In deze zaak, die voorligt bij het Gerechtshof Arnhem-Leeuwarden, betreft het een hoger beroep over de weigering van dekking door de autoverzekering van ASR Schadeverzekering N.V. De zaak is een vervolg op een eerdere uitspraak van het hof, ECLI:NL:GHARL:2020:3938, en heeft betrekking op een mogelijk geënsceneerde aanrijding. Het hof is ambtshalve bekend met een andere zaak die ook door het hof is behandeld, waarin gedeeltelijk dezelfde betrokkenen een rol spelen. Het hof vraagt partijen om zich uit te laten over de betekenis van deze eerdere uitspraak voor het huidige geschil. De appellante, vertegenwoordigd door mr. Ü. Arslan, heeft haar standpunt in een akte naar voren gebracht, terwijl ASR, vertegenwoordigd door mr.

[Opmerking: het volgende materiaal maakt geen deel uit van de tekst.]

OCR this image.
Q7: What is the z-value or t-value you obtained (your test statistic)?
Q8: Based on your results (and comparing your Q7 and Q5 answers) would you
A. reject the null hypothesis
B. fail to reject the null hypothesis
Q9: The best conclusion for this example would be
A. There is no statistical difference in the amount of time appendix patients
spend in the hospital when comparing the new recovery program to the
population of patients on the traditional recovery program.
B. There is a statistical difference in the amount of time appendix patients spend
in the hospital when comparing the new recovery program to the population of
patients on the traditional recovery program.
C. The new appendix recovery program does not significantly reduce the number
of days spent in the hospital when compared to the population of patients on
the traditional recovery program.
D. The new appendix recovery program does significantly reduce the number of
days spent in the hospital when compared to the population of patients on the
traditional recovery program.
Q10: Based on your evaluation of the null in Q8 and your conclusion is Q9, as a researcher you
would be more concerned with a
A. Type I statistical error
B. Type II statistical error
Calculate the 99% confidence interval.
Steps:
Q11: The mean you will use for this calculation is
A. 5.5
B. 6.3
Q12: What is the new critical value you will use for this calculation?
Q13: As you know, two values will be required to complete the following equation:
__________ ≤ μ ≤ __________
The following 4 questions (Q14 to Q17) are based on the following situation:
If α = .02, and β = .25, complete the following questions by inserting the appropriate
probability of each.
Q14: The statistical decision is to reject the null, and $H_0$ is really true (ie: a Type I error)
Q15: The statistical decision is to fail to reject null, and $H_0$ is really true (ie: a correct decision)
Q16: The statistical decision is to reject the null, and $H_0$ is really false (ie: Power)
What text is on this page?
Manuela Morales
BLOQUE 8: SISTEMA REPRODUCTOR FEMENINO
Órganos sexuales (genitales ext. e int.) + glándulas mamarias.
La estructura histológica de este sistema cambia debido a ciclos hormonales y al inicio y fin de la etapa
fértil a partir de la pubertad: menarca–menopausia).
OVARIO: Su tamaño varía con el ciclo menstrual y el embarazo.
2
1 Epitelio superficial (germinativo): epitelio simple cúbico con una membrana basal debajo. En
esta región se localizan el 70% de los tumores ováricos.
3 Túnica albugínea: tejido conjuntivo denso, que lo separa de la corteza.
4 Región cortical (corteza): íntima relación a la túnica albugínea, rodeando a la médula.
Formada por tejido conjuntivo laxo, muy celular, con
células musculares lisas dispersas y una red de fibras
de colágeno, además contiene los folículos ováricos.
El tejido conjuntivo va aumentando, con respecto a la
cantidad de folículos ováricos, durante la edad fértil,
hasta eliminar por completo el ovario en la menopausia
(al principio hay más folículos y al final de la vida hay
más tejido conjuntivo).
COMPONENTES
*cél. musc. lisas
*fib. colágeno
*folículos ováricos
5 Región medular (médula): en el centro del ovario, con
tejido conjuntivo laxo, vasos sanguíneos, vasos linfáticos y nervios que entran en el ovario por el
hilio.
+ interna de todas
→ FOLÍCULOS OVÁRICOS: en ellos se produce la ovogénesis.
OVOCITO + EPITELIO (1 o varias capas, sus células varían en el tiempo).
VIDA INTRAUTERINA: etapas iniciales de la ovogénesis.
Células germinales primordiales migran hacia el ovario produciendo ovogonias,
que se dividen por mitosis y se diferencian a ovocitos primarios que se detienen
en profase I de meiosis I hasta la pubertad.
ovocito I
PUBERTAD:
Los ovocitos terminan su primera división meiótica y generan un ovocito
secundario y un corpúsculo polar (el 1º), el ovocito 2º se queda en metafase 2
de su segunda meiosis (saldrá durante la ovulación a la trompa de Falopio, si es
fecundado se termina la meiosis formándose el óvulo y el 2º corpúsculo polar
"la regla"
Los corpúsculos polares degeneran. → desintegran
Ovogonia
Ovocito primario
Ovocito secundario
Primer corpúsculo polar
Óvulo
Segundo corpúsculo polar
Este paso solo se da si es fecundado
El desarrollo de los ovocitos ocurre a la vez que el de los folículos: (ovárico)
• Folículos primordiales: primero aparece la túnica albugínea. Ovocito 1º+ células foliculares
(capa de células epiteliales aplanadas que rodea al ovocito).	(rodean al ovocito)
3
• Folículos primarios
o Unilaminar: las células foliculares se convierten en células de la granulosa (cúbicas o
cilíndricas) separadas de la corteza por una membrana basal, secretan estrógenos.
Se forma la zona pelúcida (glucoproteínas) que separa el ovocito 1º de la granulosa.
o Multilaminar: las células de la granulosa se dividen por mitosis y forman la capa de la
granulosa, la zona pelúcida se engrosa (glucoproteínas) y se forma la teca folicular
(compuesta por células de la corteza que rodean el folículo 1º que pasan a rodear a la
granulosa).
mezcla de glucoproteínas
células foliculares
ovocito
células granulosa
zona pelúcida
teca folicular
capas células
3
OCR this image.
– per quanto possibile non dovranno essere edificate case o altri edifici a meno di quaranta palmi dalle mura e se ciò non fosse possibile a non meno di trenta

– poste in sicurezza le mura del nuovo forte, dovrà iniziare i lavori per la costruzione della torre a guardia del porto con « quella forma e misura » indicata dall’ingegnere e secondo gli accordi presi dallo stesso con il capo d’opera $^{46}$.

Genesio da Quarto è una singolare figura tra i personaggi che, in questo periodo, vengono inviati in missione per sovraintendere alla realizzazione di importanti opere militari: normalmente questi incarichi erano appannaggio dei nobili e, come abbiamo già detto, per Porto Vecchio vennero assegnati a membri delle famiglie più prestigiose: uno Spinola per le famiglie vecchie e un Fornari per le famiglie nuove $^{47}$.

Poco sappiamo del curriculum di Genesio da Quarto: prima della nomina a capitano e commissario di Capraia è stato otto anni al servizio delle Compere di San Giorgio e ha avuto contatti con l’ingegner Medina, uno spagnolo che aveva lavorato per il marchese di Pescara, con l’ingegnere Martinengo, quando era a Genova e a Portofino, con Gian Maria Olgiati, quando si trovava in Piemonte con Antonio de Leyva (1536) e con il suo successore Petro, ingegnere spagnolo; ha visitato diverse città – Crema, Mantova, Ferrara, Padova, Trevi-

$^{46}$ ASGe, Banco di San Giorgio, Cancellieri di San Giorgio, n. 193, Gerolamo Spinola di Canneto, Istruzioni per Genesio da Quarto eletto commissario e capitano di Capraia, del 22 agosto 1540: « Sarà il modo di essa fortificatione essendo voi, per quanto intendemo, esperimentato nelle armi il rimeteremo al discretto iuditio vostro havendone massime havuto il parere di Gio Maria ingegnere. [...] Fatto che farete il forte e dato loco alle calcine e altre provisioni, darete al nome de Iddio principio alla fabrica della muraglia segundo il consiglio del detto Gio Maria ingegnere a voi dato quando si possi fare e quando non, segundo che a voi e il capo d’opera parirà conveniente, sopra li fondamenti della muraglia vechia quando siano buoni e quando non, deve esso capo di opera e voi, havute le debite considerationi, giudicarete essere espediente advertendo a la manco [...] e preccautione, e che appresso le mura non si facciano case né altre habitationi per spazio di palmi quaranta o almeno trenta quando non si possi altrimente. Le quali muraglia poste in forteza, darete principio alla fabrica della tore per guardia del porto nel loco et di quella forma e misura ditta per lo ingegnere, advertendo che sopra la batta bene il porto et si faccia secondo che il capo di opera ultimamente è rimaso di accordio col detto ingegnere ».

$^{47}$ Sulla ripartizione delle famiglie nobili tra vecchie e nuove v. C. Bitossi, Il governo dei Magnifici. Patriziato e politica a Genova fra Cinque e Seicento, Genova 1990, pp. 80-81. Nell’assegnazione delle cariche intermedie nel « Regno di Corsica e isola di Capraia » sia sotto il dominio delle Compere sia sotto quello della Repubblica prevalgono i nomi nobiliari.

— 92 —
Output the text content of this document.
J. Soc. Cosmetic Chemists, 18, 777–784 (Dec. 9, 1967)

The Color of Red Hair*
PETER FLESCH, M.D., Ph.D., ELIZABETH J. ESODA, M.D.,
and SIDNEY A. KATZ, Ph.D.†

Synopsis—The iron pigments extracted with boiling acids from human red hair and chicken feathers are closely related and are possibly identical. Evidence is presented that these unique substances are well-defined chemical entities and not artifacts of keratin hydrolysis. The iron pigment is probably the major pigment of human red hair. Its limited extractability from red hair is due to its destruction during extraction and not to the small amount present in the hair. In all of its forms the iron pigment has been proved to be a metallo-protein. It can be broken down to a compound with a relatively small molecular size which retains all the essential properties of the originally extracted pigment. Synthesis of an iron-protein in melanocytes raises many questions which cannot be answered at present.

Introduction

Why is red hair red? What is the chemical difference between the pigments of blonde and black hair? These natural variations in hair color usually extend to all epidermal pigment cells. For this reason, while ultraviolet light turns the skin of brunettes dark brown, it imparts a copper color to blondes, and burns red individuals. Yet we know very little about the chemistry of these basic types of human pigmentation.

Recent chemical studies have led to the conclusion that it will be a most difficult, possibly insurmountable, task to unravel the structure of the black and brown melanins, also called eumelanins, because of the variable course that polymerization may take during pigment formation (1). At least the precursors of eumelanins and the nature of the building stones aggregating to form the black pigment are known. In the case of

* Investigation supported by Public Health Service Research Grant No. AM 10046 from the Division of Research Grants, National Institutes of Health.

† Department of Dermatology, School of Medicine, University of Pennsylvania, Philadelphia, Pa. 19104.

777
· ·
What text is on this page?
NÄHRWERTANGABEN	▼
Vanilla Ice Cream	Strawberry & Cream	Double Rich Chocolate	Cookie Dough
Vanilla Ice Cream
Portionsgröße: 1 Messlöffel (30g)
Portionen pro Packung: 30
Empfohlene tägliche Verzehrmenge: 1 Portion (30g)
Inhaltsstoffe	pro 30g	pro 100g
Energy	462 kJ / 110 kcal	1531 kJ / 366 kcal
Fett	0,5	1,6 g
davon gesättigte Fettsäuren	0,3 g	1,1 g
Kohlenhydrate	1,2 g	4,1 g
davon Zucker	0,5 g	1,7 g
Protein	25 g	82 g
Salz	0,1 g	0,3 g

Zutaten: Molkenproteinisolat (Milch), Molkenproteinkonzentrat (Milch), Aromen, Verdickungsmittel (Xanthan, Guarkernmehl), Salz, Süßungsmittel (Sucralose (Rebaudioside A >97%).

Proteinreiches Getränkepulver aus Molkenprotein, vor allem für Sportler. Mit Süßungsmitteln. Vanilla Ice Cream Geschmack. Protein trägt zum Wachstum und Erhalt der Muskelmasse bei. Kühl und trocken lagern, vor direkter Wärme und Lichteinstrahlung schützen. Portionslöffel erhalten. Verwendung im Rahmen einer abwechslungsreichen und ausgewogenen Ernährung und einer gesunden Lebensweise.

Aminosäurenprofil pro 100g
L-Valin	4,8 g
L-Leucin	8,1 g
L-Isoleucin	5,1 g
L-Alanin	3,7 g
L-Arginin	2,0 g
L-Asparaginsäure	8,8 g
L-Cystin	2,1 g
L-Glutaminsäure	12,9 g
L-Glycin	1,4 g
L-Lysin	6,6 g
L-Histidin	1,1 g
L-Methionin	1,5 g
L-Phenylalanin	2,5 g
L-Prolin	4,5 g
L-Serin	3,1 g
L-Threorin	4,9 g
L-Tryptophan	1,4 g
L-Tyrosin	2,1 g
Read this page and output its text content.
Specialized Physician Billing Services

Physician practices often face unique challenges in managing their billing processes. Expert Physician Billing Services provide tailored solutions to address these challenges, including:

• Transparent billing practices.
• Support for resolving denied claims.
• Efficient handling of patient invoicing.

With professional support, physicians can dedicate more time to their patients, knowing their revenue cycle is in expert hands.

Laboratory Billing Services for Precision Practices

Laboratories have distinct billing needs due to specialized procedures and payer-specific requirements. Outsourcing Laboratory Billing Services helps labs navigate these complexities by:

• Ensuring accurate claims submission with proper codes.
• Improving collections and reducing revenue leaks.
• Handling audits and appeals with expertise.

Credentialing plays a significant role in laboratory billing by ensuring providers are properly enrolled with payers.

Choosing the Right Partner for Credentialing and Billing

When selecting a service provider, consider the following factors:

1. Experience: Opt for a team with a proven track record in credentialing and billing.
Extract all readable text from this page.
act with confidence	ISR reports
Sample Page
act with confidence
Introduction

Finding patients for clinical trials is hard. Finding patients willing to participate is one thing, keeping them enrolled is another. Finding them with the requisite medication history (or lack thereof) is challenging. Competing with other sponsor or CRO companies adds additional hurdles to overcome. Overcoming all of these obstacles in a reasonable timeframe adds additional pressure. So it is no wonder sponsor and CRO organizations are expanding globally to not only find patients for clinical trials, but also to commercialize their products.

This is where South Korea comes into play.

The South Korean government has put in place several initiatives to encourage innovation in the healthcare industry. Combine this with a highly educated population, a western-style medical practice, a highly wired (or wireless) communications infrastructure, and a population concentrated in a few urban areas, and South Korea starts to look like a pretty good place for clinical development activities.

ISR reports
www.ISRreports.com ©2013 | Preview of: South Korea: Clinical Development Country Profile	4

E.J.A.A. van Dal, ook een akte heeft ingediend. Het hof heeft besloten om beide partijen de gelegenheid te geven om zich uit te laten over de eerdere uitspraak en de relevantie daarvan voor het huidige geschil. De zaak is vervolgens verwezen naar de rol van 20 oktober 2020 voor het nemen van een akte door ASR, waarbij het hof verder iedere beslissing aanhoudt. De uitspraak is gedaan op 22 september 2020 en is openbaar uitgesproken in aanwezigheid van de griffier.

Uitspraak

GERECHTSHOF ARNHEM-LEEUWARDEN

locatie Arnhem
afdeling civiel recht, handel
zaaknummer gerechtshof 200.260.310
(zaaknummer rechtbank Midden-Nederland, locatie Utrecht, 6427356)
arrest van 22 september 2020
in de zaak van
[appellante],
wonende te [A] ,
appellante,
in eerste aanleg: eiseres in conventie, gedaagde in reconventie,
hierna: [appellante] ,
advocaat: mr. Ü. Arslan,
tegen:
de naamloze vennootschap
ASR Schadeverzekering N.V.,
gevestigd te Utrecht
geïntimeerde,
in eerste aanleg: gedaagde in conventie, eiseres in reconventie,
hierna: ASR,
advocaat: mr. E.J.A.A. van Dal.

1.Het verdere verloop van het geding in hoger beroep

1.1
Het hof verwijst naar het tussenarrest van 19 mei 2020.
1.2
Het verdere verloop blijkt uit:
- de akte van [appellante] (met productie); en
- de akte van ASR.

2.De verdere beoordeling in hoger beroep

2.1
Het hof is ambtshalve bekend met de uitspraak van dit hof van 9 juni 2020, gepubliceerd met kenmerk ECLI:NL:GHARL:2020:4411, in een geschil tussen [B] (in genoemd arrest aangeduid als “appellante” en “verzekerde”) uit Rijswijk tegen Achmea Schadeverzekering. Kort gezegd betreft het een geschil waarin een met aanzienlijke schade geïmporteerde auto door [B] is verzekerd, waarna deze geheel is uitgebrand en schade bij de verzekeraar is geclaimd. Onderdeel van dat geschil betrof de aankoopgeschiedenis van de auto, waarbij ook [C] , “betrokkene 2” in genoemd arrest en aangeduid als de ex-relatie van [B] , is betrokken.
2.2
Het hof zal beide partijen in de gelegenheid stellen zich bij akte uit te laten over bovengenoemd arrest en de betekenis daarvan voor het geschil tussen [appellante] en ASR. Daarbij zal ASR als eerste een akte mogen nemen, gevolgd door [appellante] .
2.3
Het hof zal de zaak daarvoor naar de hierna te noemen rol verwijzen.

3.De beslissing

Het hof, recht doende in hoger beroep:
verwijst de zaak naar de rol van 20 oktober 2020 voor het nemen van een akte door ASR zoals in rechtsoverweging 2.2 overwogen,
houdt verder iedere beslissing aan.
Dit arrest is gewezen door mrs. C.G. ter Veer, L. Janse en M.S.A. van Dam en is bij afwezigheid van de voorzitter ondertekend door de rolraadsheer en is in tegenwoordigheid van de griffier in het openbaar uitgesproken op 22 september 2020.